MARCH 13, FRIDAY

SOME MORE APPLE

I don’t have a clue, not an inkling, of how a computer works. I’ve heard mention of it all being 1’s and 0’s in some combination but have no idea what that means. And yet I live in a world where all kinds of miraculous knowledge and awareness happen all around me. And all of this is virtual, very, very real and not real at all. I am astonished that I can drive down the road and a disembodied voice in the accent of my choosing can tell me that after the next stop light, at the second stop light I should turn right. And when I get within several hundred feet of the second stop light I am told to turn right again. And however this magic is happening it is happening on every car on the road that turns on their GPS all at the same time. Even more fantastic is that I can tap on my iPhone and be connected, free, with someone in Germany or India, and can see their face and talk with them. It blows my mind.
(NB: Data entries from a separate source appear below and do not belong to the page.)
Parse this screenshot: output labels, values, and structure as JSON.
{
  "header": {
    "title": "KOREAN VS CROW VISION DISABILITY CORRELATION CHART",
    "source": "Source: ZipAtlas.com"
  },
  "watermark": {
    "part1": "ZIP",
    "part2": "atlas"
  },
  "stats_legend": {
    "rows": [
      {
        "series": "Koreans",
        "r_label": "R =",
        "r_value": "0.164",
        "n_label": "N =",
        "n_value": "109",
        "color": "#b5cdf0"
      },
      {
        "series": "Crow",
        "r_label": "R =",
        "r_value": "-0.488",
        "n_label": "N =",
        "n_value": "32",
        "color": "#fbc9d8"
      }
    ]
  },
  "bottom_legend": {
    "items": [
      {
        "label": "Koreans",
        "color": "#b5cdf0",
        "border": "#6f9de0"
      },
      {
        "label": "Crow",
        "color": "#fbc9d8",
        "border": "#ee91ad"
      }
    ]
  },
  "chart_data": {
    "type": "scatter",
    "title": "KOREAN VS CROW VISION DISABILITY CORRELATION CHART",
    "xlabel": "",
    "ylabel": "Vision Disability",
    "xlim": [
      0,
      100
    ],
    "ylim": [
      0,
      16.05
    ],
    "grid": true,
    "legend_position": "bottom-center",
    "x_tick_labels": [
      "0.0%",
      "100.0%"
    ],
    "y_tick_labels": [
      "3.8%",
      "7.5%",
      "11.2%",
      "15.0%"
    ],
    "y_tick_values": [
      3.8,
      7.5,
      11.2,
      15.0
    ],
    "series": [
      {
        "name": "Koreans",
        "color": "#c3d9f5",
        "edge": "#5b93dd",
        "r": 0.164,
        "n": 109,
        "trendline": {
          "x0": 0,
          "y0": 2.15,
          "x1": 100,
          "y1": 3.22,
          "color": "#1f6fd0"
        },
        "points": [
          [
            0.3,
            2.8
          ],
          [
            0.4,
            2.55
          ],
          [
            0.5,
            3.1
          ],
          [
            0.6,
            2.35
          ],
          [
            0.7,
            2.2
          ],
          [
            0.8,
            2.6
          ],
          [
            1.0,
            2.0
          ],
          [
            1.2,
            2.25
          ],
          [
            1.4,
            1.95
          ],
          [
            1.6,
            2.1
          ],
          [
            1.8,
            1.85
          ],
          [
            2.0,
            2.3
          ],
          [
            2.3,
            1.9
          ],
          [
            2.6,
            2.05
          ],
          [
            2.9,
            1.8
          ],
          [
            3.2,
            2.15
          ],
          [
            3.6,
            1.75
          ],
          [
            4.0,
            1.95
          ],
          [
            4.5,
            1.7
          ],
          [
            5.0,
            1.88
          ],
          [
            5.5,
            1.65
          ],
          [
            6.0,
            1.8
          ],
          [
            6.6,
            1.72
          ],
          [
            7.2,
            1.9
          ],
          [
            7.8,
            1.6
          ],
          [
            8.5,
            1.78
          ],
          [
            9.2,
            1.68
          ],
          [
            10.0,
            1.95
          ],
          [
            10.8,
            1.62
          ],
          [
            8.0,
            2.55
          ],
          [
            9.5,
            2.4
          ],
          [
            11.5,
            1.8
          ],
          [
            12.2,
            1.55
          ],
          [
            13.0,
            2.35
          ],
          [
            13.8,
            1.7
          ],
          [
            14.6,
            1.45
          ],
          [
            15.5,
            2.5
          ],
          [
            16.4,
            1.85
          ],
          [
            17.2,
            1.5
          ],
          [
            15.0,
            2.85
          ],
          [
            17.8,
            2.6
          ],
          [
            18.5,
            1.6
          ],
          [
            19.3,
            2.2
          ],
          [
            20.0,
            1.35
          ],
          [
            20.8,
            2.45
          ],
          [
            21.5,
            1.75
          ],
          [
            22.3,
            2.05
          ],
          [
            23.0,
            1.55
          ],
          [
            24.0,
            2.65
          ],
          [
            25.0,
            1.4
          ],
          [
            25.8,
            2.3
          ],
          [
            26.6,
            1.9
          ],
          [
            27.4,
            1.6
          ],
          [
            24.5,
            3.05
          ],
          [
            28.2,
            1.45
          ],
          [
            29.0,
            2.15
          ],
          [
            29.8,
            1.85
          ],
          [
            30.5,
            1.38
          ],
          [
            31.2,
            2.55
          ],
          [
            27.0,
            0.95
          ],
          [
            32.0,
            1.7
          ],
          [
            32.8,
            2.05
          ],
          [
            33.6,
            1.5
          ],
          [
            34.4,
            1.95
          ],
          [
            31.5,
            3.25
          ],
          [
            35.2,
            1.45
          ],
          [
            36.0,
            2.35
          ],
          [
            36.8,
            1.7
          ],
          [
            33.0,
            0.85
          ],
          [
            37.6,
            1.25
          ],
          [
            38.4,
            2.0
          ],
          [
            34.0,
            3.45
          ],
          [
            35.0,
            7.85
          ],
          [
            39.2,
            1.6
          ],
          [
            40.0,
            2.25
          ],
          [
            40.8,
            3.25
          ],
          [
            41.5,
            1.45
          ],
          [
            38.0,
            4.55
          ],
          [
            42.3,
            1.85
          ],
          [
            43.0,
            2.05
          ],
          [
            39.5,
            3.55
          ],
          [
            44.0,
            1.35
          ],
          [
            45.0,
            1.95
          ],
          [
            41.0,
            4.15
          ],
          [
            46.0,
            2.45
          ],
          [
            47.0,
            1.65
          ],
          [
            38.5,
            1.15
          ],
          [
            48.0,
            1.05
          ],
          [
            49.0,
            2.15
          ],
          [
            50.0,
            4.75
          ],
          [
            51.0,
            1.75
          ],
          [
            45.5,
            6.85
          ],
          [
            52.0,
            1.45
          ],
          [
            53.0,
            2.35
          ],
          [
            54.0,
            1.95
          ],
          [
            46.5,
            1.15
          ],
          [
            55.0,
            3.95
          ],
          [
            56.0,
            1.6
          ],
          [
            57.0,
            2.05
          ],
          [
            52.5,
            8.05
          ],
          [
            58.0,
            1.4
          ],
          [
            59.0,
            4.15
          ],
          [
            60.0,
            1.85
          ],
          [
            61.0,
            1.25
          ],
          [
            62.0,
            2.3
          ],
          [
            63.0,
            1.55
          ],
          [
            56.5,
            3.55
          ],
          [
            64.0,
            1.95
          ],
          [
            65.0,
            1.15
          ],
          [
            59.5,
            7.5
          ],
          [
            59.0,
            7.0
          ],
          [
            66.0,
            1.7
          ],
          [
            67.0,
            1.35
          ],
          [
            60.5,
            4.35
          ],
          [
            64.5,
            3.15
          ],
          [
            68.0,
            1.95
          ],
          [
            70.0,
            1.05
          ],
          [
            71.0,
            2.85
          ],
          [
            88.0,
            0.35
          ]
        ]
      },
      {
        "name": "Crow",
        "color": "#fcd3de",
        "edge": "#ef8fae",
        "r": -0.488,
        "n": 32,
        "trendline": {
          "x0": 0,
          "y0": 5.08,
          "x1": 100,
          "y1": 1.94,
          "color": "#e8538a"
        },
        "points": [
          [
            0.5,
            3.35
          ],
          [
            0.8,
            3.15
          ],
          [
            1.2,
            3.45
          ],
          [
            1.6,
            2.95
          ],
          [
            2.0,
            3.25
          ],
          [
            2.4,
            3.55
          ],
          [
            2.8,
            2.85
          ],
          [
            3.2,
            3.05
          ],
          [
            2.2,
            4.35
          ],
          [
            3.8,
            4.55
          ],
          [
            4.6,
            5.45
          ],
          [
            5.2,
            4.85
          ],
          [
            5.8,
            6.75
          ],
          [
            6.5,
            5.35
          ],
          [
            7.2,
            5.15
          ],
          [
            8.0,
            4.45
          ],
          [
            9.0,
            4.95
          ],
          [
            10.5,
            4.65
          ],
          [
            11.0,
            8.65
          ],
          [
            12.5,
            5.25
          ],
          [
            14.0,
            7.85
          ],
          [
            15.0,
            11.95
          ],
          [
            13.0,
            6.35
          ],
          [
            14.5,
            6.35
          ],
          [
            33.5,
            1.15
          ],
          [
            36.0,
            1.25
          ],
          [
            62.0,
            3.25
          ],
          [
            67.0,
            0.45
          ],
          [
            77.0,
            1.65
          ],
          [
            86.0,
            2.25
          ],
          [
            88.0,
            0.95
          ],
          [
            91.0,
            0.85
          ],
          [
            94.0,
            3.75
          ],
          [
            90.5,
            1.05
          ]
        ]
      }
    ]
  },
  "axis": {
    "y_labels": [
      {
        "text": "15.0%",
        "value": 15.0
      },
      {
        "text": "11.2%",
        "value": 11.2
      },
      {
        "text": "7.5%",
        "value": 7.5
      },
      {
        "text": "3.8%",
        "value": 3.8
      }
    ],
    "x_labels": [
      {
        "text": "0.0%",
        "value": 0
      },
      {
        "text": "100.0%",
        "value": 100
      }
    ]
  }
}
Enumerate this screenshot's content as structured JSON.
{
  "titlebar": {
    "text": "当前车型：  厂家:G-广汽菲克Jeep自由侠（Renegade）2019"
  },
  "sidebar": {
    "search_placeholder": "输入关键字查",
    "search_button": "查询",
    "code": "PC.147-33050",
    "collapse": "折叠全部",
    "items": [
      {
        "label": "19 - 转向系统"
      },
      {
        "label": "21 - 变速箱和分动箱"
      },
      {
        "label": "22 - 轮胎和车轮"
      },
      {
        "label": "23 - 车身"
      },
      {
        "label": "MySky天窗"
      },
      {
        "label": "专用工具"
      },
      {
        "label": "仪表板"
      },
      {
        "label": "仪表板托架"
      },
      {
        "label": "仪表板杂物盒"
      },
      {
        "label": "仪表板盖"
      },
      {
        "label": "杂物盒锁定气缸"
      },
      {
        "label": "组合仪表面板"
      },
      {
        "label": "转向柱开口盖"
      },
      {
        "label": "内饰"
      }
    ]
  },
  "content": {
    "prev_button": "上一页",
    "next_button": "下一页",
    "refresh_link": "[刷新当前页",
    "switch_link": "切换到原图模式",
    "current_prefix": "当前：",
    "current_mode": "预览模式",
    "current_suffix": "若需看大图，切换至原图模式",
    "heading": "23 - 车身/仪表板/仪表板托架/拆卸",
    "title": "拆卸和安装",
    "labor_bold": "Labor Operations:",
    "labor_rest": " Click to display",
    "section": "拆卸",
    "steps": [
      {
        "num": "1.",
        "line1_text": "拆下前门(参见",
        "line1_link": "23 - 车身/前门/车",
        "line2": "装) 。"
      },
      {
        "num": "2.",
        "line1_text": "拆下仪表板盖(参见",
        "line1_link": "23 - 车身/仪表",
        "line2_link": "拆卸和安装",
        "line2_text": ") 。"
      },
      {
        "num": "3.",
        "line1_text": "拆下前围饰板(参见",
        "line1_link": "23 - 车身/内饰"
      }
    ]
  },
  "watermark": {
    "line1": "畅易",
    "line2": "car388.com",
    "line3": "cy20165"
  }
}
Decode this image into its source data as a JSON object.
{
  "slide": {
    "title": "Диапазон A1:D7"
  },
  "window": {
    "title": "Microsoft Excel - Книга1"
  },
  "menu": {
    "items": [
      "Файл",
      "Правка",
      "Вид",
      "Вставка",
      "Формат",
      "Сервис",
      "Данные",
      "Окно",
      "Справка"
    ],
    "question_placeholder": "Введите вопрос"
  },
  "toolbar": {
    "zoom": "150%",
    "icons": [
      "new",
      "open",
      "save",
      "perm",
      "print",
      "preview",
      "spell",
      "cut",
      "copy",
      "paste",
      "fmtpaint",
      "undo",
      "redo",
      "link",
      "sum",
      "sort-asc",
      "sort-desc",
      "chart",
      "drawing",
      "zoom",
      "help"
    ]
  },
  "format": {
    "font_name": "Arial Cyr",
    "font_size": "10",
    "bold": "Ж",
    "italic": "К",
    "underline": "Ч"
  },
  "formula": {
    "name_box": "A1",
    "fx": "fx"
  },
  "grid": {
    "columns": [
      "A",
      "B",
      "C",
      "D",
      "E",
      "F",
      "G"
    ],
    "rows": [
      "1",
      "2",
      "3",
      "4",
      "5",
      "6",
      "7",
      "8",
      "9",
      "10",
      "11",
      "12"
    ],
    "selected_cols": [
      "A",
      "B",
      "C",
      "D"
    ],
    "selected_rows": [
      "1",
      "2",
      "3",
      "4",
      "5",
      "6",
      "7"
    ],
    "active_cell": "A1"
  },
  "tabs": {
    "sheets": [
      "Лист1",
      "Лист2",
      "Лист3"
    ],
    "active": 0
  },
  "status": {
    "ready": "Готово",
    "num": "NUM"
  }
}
I was born in the Landour Community Hospital in Landour, India in the colonial world which came about because of the steam engine and industrialization of England which led to the domination of India. I lived in the huge house of my missionary parents with twenty foot ceilings and, in order to live at an American standard of living, with no modern conveniences, not a refrigerator or electric stove, washing machine or lawnmower we had more than ten servants who cooked, washed clothes, swept the floor and cut the grass, people whom I didn’t know and barely paid attention to. A modern technology free life.

In my lifetime of 88 years the world has been transformed around me again and again and again: radio, automobiles, television, air travel and then the speed up of all kinds of technology which these days has become a whirlwind of change that is getting faster and faster until it is about to explode through AI. And I don’t understand any of it. I accept each change and adapt and assume that it is normal, functioning through these changes in an ignorant and intuitive way. It just works.

But at the same time the computer as a magic typewriter, the IPhone as a way to sit beside distant people, eye to eye, and smile and talk seems natural and even ordinary.

So the reason why Apple: The First Hundred Years fascinates me so much is because it gives me a hint of how this rapid transformation has happened.